Nigeria’s oil deficit, seeks $1.76bn to revive economy – no clarity on funders

LAGOS, March 22 (Reuters) – Nigeria’s government will pump 350 billion naira ($1.76 billion) in the next quarter into Africa’s biggest economy hit hard by a slump in oil revenues, its finance minister said on Tuesday as parliament prepares to pass a much-delayed budget.

Africa’s top oil producer is grappling with its deepest economic crisis in years, brought on by the fall in crude prices.

A Nigerian oil refinery in Port Harcourt.
The gates of the oil refinery in Port Harcourt.

President Muhammadu Buhari presented a record $30 billion budget in December but asked for its withdrawal a month later to make changes after a further drop in oil prices. The total budget has not changed but the deficit has risen to 3 trillion naira from 2.2 trillion.

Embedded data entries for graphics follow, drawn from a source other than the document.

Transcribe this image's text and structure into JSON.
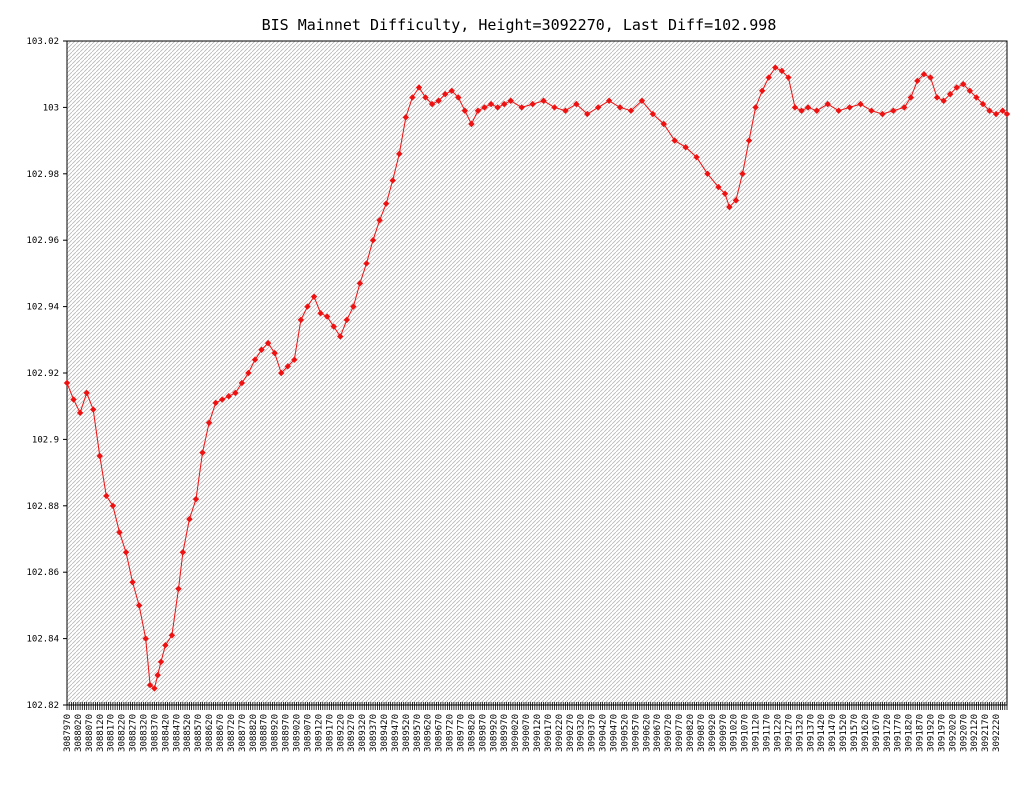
{
  "chart_data": {
    "type": "line",
    "title": "BIS Mainnet Difficulty, Height=3092270, Last Diff=102.998",
    "xlabel": "",
    "ylabel": "",
    "ylim": [
      102.82,
      103.02
    ],
    "xlim": [
      3087970,
      3092270
    ],
    "y_ticks": [
      "103.02",
      "103",
      "102.98",
      "102.96",
      "102.94",
      "102.92",
      "102.9",
      "102.88",
      "102.86",
      "102.84",
      "102.82"
    ],
    "x_tick_labels": [
      "3087970",
      "3088020",
      "3088070",
      "3088120",
      "3088170",
      "3088220",
      "3088270",
      "3088320",
      "3088370",
      "3088420",
      "3088470",
      "3088520",
      "3088570",
      "3088620",
      "3088670",
      "3088720",
      "3088770",
      "3088820",
      "3088870",
      "3088920",
      "3088970",
      "3089020",
      "3089070",
      "3089120",
      "3089170",
      "3089220",
      "3089270",
      "3089320",
      "3089370",
      "3089420",
      "3089470",
      "3089520",
      "3089570",
      "3089620",
      "3089670",
      "3089720",
      "3089770",
      "3089820",
      "3089870",
      "3089920",
      "3089970",
      "3090020",
      "3090070",
      "3090120",
      "3090170",
      "3090220",
      "3090270",
      "3090320",
      "3090370",
      "3090420",
      "3090470",
      "3090520",
      "3090570",
      "3090620",
      "3090670",
      "3090720",
      "3090770",
      "3090820",
      "3090870",
      "3090920",
      "3090970",
      "3091020",
      "3091070",
      "3091120",
      "3091170",
      "3091220",
      "3091270",
      "3091320",
      "3091370",
      "3091420",
      "3091470",
      "3091520",
      "3091570",
      "3091620",
      "3091670",
      "3091720",
      "3091770",
      "3091820",
      "3091870",
      "3091920",
      "3091970",
      "3092020",
      "3092070",
      "3092120",
      "3092170",
      "3092220"
    ],
    "grid": "diagonal-hatch background",
    "colors": {
      "series": "#ee1111",
      "grid": "#bbbbbb"
    },
    "series": [
      {
        "x": [
          3087970,
          3088000,
          3088030,
          3088060,
          3088090,
          3088120,
          3088150,
          3088180,
          3088210,
          3088240,
          3088270,
          3088300,
          3088330,
          3088350,
          3088370,
          3088385,
          3088400,
          3088420,
          3088450,
          3088480,
          3088500,
          3088530,
          3088560,
          3088590,
          3088620,
          3088650,
          3088680,
          3088710,
          3088740,
          3088770,
          3088800,
          3088830,
          3088860,
          3088890,
          3088920,
          3088950,
          3088980,
          3089010,
          3089040,
          3089070,
          3089100,
          3089130,
          3089160,
          3089190,
          3089220,
          3089250,
          3089280,
          3089310,
          3089340,
          3089370,
          3089400,
          3089430,
          3089460,
          3089490,
          3089520,
          3089550,
          3089580,
          3089610,
          3089640,
          3089670,
          3089700,
          3089730,
          3089760,
          3089790,
          3089820,
          3089850,
          3089880,
          3089910,
          3089940,
          3089970,
          3090000,
          3090050,
          3090100,
          3090150,
          3090200,
          3090250,
          3090300,
          3090350,
          3090400,
          3090450,
          3090500,
          3090550,
          3090600,
          3090650,
          3090700,
          3090750,
          3090800,
          3090850,
          3090900,
          3090950,
          3090980,
          3091000,
          3091030,
          3091060,
          3091090,
          3091120,
          3091150,
          3091180,
          3091210,
          3091240,
          3091270,
          3091300,
          3091330,
          3091360,
          3091400,
          3091450,
          3091500,
          3091550,
          3091600,
          3091650,
          3091700,
          3091750,
          3091800,
          3091830,
          3091860,
          3091890,
          3091920,
          3091950,
          3091980,
          3092010,
          3092040,
          3092070,
          3092100,
          3092130,
          3092160,
          3092190,
          3092220,
          3092250,
          3092270
        ],
        "values": [
          102.917,
          102.912,
          102.908,
          102.914,
          102.909,
          102.895,
          102.883,
          102.88,
          102.872,
          102.866,
          102.857,
          102.85,
          102.84,
          102.826,
          102.825,
          102.829,
          102.833,
          102.838,
          102.841,
          102.855,
          102.866,
          102.876,
          102.882,
          102.896,
          102.905,
          102.911,
          102.912,
          102.913,
          102.914,
          102.917,
          102.92,
          102.924,
          102.927,
          102.929,
          102.926,
          102.92,
          102.922,
          102.924,
          102.936,
          102.94,
          102.943,
          102.938,
          102.937,
          102.934,
          102.931,
          102.936,
          102.94,
          102.947,
          102.953,
          102.96,
          102.966,
          102.971,
          102.978,
          102.986,
          102.997,
          103.003,
          103.006,
          103.003,
          103.001,
          103.002,
          103.004,
          103.005,
          103.003,
          102.999,
          102.995,
          102.999,
          103.0,
          103.001,
          103.0,
          103.001,
          103.002,
          103.0,
          103.001,
          103.002,
          103.0,
          102.999,
          103.001,
          102.998,
          103.0,
          103.002,
          103.0,
          102.999,
          103.002,
          102.998,
          102.995,
          102.99,
          102.988,
          102.985,
          102.98,
          102.976,
          102.974,
          102.97,
          102.972,
          102.98,
          102.99,
          103.0,
          103.005,
          103.009,
          103.012,
          103.011,
          103.009,
          103.0,
          102.999,
          103.0,
          102.999,
          103.001,
          102.999,
          103.0,
          103.001,
          102.999,
          102.998,
          102.999,
          103.0,
          103.003,
          103.008,
          103.01,
          103.009,
          103.003,
          103.002,
          103.004,
          103.006,
          103.007,
          103.005,
          103.003,
          103.001,
          102.999,
          102.998,
          102.999,
          102.998
        ]
      }
    ]
  }
}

Giving details of the amended draft, Finance Minister Kemi Adeosun said the government planned to spend 350 billion naira in capital expenditures in the next quarter alone.

“Companies that had laid off staff and those that had abandoned projects are going back to sites and the economy will bounce back,” she said in a statement, without saying how the spending will be funded.

Senior Nigerian lawmakers said on Tuesday they expected parliament to pass the 2016 budget this week, after a three-month delay to allow for revisions after a decline in oil prices.

Senate President Bukola Saraki said on Twitter that parliament would ensure the budget was passed before the end of the week.

Read also: John Defterios: Why the oil price is going back above $50 this year

Abdulmumin Jibrin, chairman of the budget committee in the lower house, said the legislature intended to vote on the budget on Wednesday.

“We thank Nigerians for their patience and understanding,” he wrote.

Voting on the budget was postponed in February because ministers could not agree on revised public spending plans.

Central Bank Governor Godwin Emefiele on Tuesday said the bank’s monetary policy committee had urged “speedy passage of the 2016 budget in order to halt the depressing effect of the uncertainty that engulfs the waiting period”.

Nigeria has held talks with the World Bank and has looked at borrowing from the African Development Bank and China Exim Bank to plug the budget gap as oil trades around $30 a barrel, down from over $100 in 2014.